What is commonplace yet so strange about America, a bastion of freedom and democracy – and teacher of such to the world – is its people’s penchant to not be democratic.
While they enjoy freedom of the individual, they tend to eschew freedom of various groups, classes and ethnicities.
Democracy is a major American export, especially the assurance of “one man, one vote” and “free elections.” Yet the historic American civil rights movement glaringly showed the world our contradiction in terms.
And during eight years of “compassionate conservatism” served up by the Bush administration, the U. S. has been attacked, is still engaged in two wars, is loathed more than ever, and has created a worldwide economic meltdown.
Along came Barack Obama and his “audacity of hope,” and a rejuvenated American electorate catapulted him to the White House as the first African-American president.
Black voter registration soared, and in most places Obama got about 90 percent of the black vote. Lest we forget, the presidential election of 2008 is a stark reminder of how precious the very idea of true democracy is for us and for the world.
I’m sure you’ve noticed that President Obama gets out of the White House quite often and visits various parts of the country to rally people around his agenda. Obama understands that all politics is local, and he has consistently preached that we must organize from the bottom up, not the top down.
Anything and everything that emanates from the White House and Congress has to be implemented at the state, county, municipal, district and/or neighborhood levels – and in that order!

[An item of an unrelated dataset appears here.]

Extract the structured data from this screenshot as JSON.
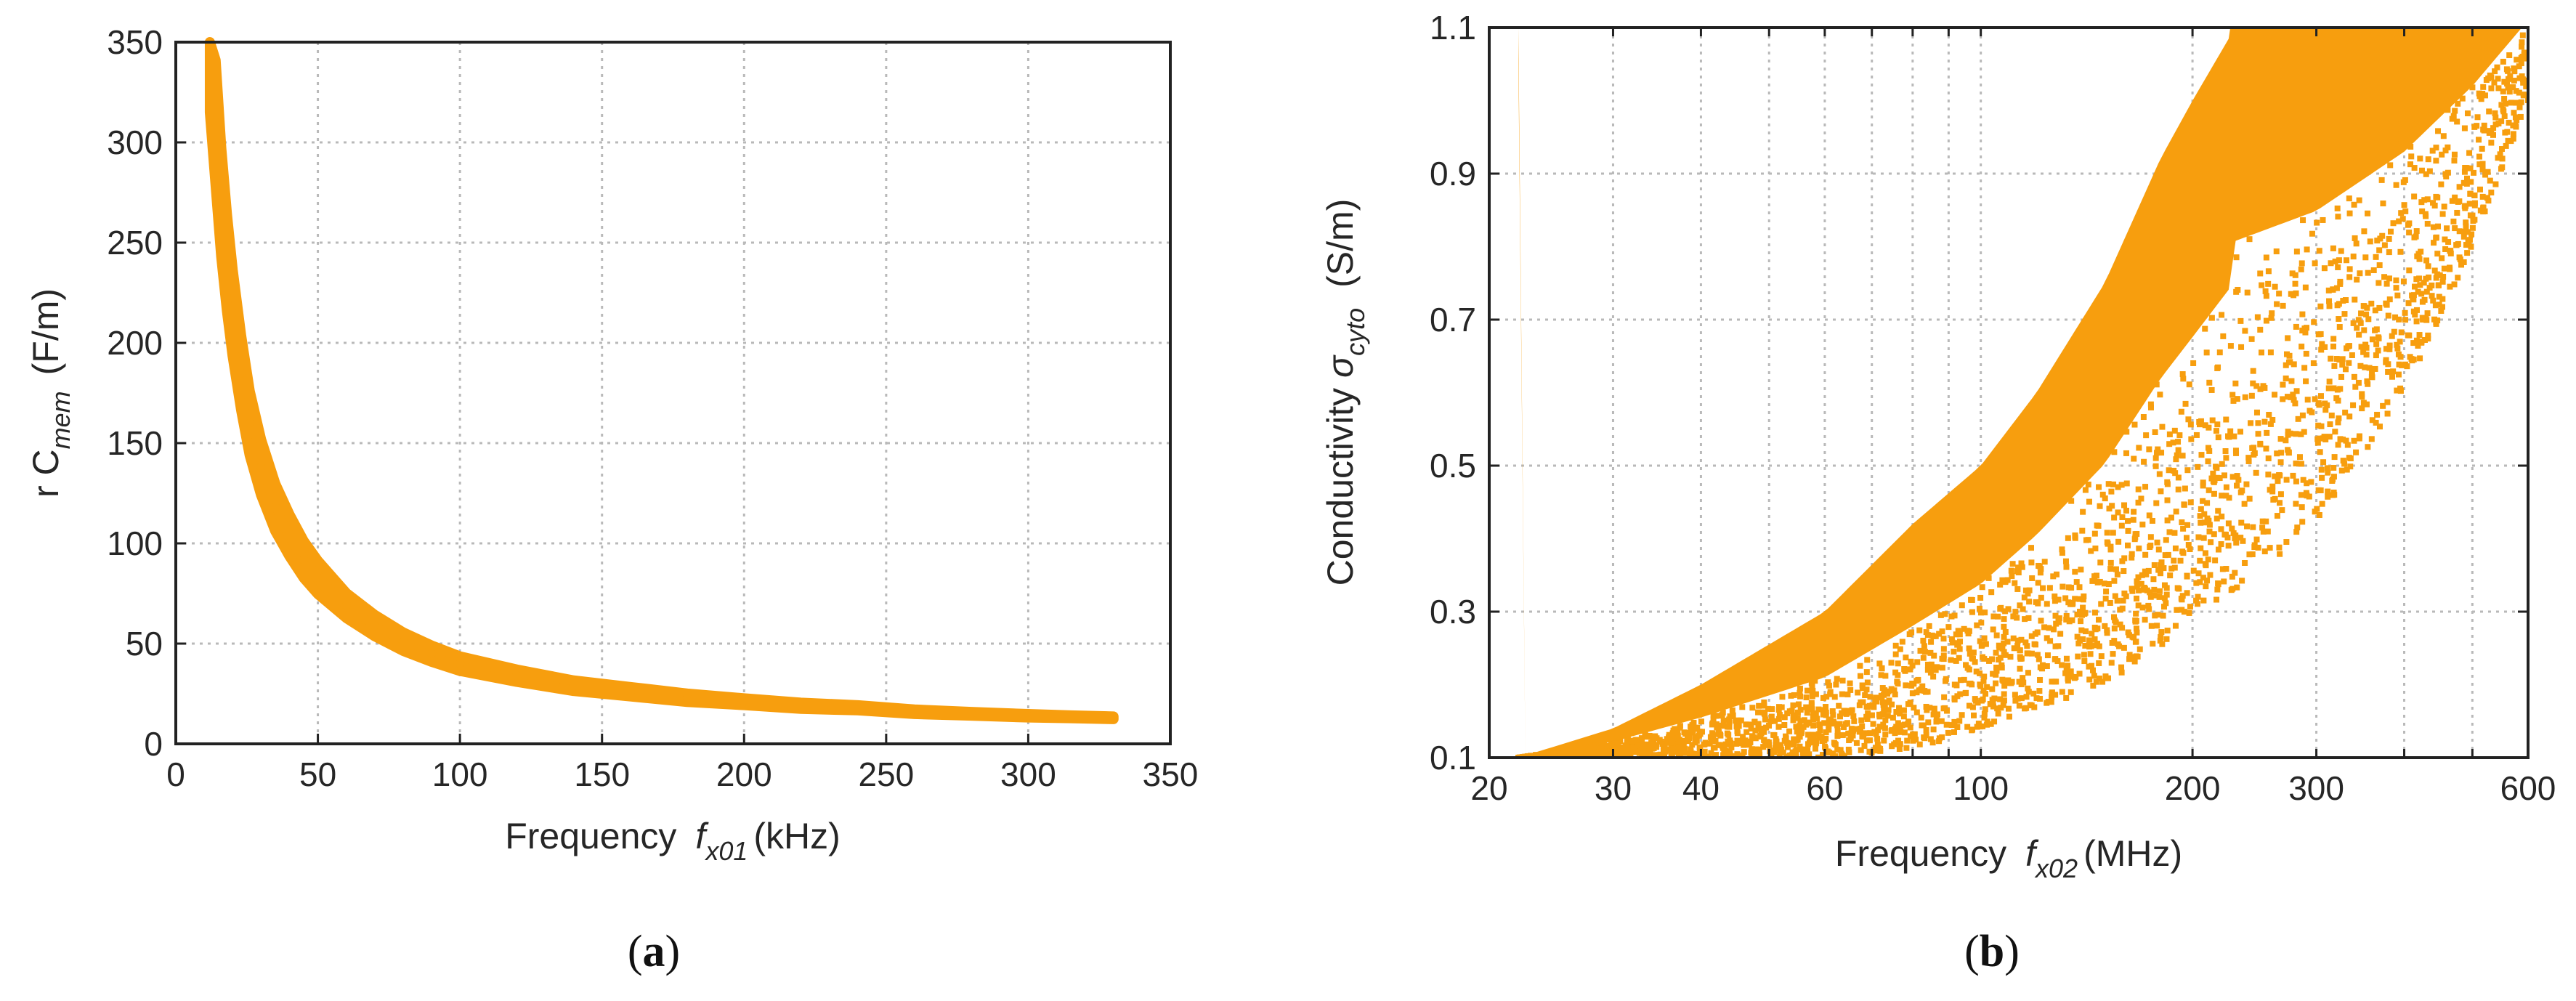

So when edicts, funds and proposed legislation come down from Washington and the people are not organized from the bottom up, accountability becomes the slippery slope to oligarchy, which is rule by a powerful few, including lobbyists, financiers, developers, politicians and criminals.
To our detriment, we Americans have developed a waning interest in local elections, which is confirmed by very low voter turnout. This apathy stems from at least two sources: There is very little camouflage to hide the incessant trickery and lies of many local officials; and bureaucratic red tape is too cumbersome and time consuming for those who would navigate the system.
For most black voters in Fort Lauderdale’s District 3 elections, there tends to always be a third and perhaps most important issue: The electorate knows of and does not think much of the candidates running. Some researchers may construe this consistent non-vote as mere apathy, but could the real statement of the non-vote mean a refusal to choose a lesser of evils?
In the Feb.10 election, only 1,820 people voted in District 3, out of 27,135 registered voters. For the March 10 runoff, with 18 of 21 precincts reporting at press time, 1,892 votes had been counted. Bobby Dubose, an insurance adjuster, won the District 3 city commission seat with 1,226 votes.
The last election in which former City Commissioner Carlton Moore ran and won was in 2003, and only 2,234 people bothered to vote. (In 2006, term-limited Moore was re-elected without opposition.)
Also, according to Broward County Supervisor of Elections statistics, since the March 1994 election in which only 953 people voted out of 12,314 registered voters (Moore won), there has been a consistent pattern.
Obviously, Fort Lauderdale’s District 3, with its majority black voters, has never been organized. And you can place a safe wager that there are many such majority black local districts across the length and breadth of America. Power or the lack thereof is always measured, and unfortunately for the residents of areas like District 3, they are rendered politically inert – powerless.
District 3 has got to get on the court, on the field of play. Remember Frederick Douglass’ admonition: “Power concedes nothing without a demand. It never has and it never will.”
Is there anybody out there who understands and is willing and able to spend the better part of the next three years going door to door, block by block, to homeowners and other civic meetings, churches, schools, “under the trees,” and to all the businesses, and with the right messages? And can that person also listen, and learn, and above all else be truthful?
Where are you? Step forward, for your time has come!